The dramatic defeat of Gen. George Armstrong Custer at the Little Bighorn in 1876 has been the subject of several paintings by major artists. But for today, I thought we would take a look at a work by the relatively little-known, working artist Kirk Stirnweis (born 1967), The Last Command: Custer and the 7th Cavalry at the Little Bighorn.
Stirnweis was born in Suffern, New York, and grew up in Connecticut. He would eventually move with his own family to Montana, Arizona, and then back east to New Hampshire; while keeping a foothold in Loveland, Colorado. His father was a professional illustrator, and his mother had a background in graphics. He drew constantly as a child, and his family would often discuss art around the home.
During his high school summers, Stirnweis would draw and paint at the nearby Silvermine Artist Guild. During the same period he studied anatomy with a retired surgeon, taking one of the doctor’s first classes working with professional artists. Stirnweis was taught to master composition by copying the works of the Great Masters, and was encouraged to go into illustration to hone his skills to a professional level.
Kirk was educated at several different schools studying marine biology and medicine, holding degrees in radiologic sciences and Medical imaging. But his scientific studies did not keep him from art: immediately after high school he did illustration for Field& Stream, Harlequin Romance Novels and Leisure Books, and the Danbury Mint.
Stirnweis says, For the past 20 years I have been painting and sculpting western/historical subjects, mostly Native Americans, mountain men, prairie women, land and seascapes nautical subjects and wildlife of all kinds.

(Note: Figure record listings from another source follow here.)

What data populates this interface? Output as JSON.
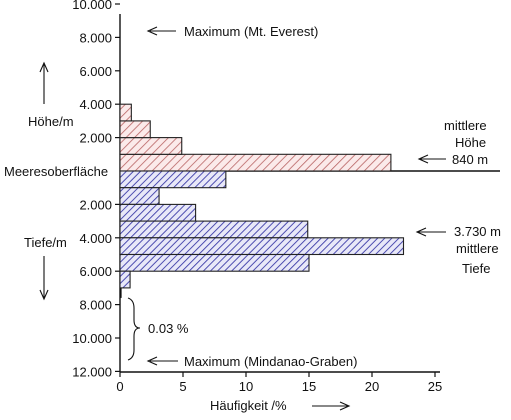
{
  "chart_data": {
    "type": "bar",
    "orientation": "horizontal",
    "xlabel": "Häufigkeit /%",
    "xlim": [
      0,
      25
    ],
    "xticks": [
      "0",
      "5",
      "10",
      "15",
      "20",
      "25"
    ],
    "ylabel_top": "Höhe/m",
    "ylabel_bottom": "Tiefe/m",
    "sea_level_label": "Meeresoberfläche",
    "yticks_top": [
      "10.000",
      "8.000",
      "6.000",
      "4.000",
      "2.000"
    ],
    "yticks_bottom": [
      "2.000",
      "4.000",
      "6.000",
      "8.000",
      "10.000",
      "12.000"
    ],
    "colors": {
      "land": "#c07070",
      "sea": "#5a5ab4"
    },
    "series": [
      {
        "region": "land",
        "bins": [
          {
            "from": 0,
            "to": 1000,
            "value": 21.5
          },
          {
            "from": 1000,
            "to": 2000,
            "value": 4.9
          },
          {
            "from": 2000,
            "to": 3000,
            "value": 2.4
          },
          {
            "from": 3000,
            "to": 4000,
            "value": 0.9
          }
        ]
      },
      {
        "region": "sea",
        "bins": [
          {
            "from": 0,
            "to": 1000,
            "value": 8.4
          },
          {
            "from": 1000,
            "to": 2000,
            "value": 3.1
          },
          {
            "from": 2000,
            "to": 3000,
            "value": 6.0
          },
          {
            "from": 3000,
            "to": 4000,
            "value": 14.9
          },
          {
            "from": 4000,
            "to": 5000,
            "value": 22.5
          },
          {
            "from": 5000,
            "to": 6000,
            "value": 15.0
          },
          {
            "from": 6000,
            "to": 7000,
            "value": 0.8
          }
        ]
      }
    ],
    "annotations": {
      "max_everest": "Maximum (Mt. Everest)",
      "mean_height_1": "mittlere",
      "mean_height_2": "Höhe",
      "mean_height_3": "840 m",
      "mean_depth_1": "3.730 m",
      "mean_depth_2": "mittlere",
      "mean_depth_3": "Tiefe",
      "deep_share": "0.03 %",
      "max_mindanao": "Maximum (Mindanao-Graben)"
    }
  }
}
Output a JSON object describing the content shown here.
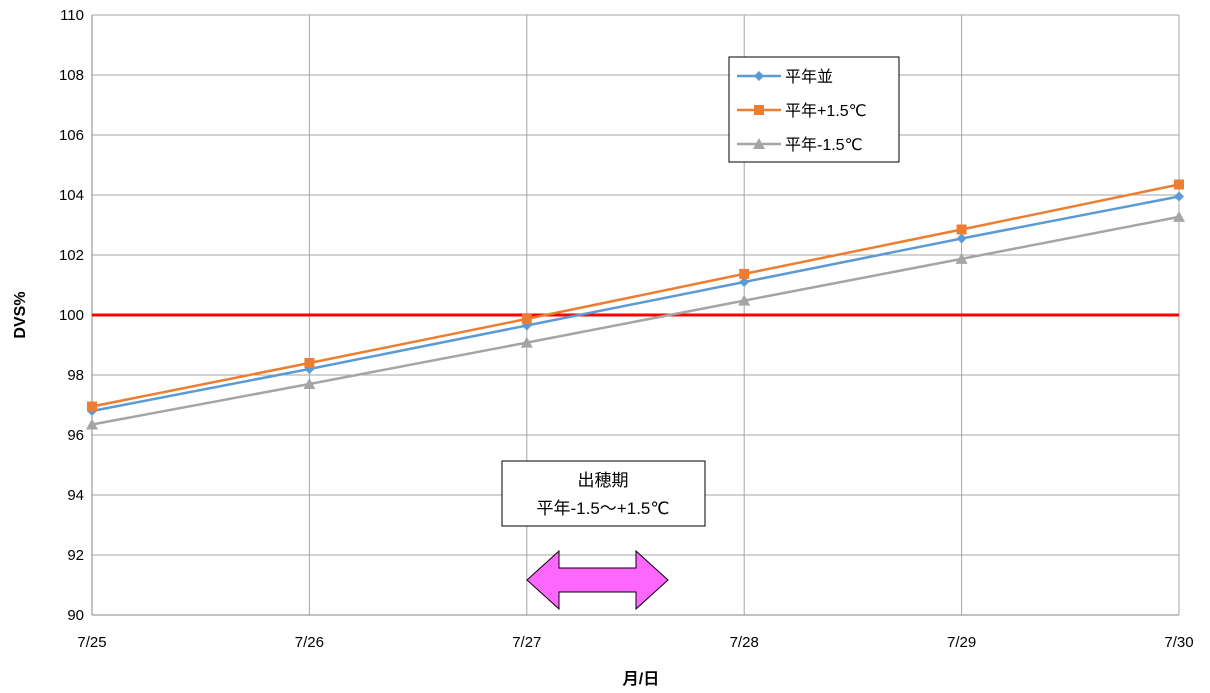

Out of the blue I was commissioned to paint Custer’s Last Stand at the Little Big Horn; a daunting task. To complicate matters I had virtually no knowledge of U.S. cavalry at the time and only scant knowledge of the battle. After months of intensive research, hours spent with experts on the subject and several visits to the battlefield; I started painting. Three months later I completed The Last Command. The homework was exhaustive but well worth it, the painting had reaped the distinction of being written up by a West Point graduate and historian as: “The most accurate depiction of the Custer Battle EVER!” An enlarged Copy of the painting now hangs in the renovated Museum of Military History in KS. Subsequently, I was invited to the 125th anniversary of the Little Big Horn Battle, where I met with Native American Veterans of Foreign Wars and Chiefs of the Crow Nation. They expressed their appreciation for the noble way that I depict their culture in my paintings and sculpture.
This is quite a dramatic painting, despite some rather telling flaws. While Stirnweis has a great gift for painting dramatic faces, the figures all seem to inhabit different pictures, rather than act as an integrated group. Indeed, in some figures, it seems as if they have no lower body whatsoever. (Where is the rest of the bugler and his horse?) Also under-realized are the two fallen horses, one on the left and the other, right. Neither seem to fully inhabit the picture, and it looks like Stirnweis relied too heavily on tall grass to address issues of foreshortening.
But Stirnweis’ failings are solely those of technique: in terms of drama and composition, he performs admirably. The gentle rise of the mountain allows the eye to read the frame from the fighters on the left, through the main action on the rise, and then scan back left (to the beginning) by following the trajectory of the arrows. Stirnweis also uses the empty bask spaces of the West to heightened effect: aside from another regiment battling in the distance, these men are alone and vulnerable.
Stirnweis also amps the drama by depicting many of the men already wounded or injured, but continuing to fight on. The look of steely determination on the faces of the small knot of five men dead center of the picture tells the entire story.
This is an admirable addition to the iconography of Little Bighorn.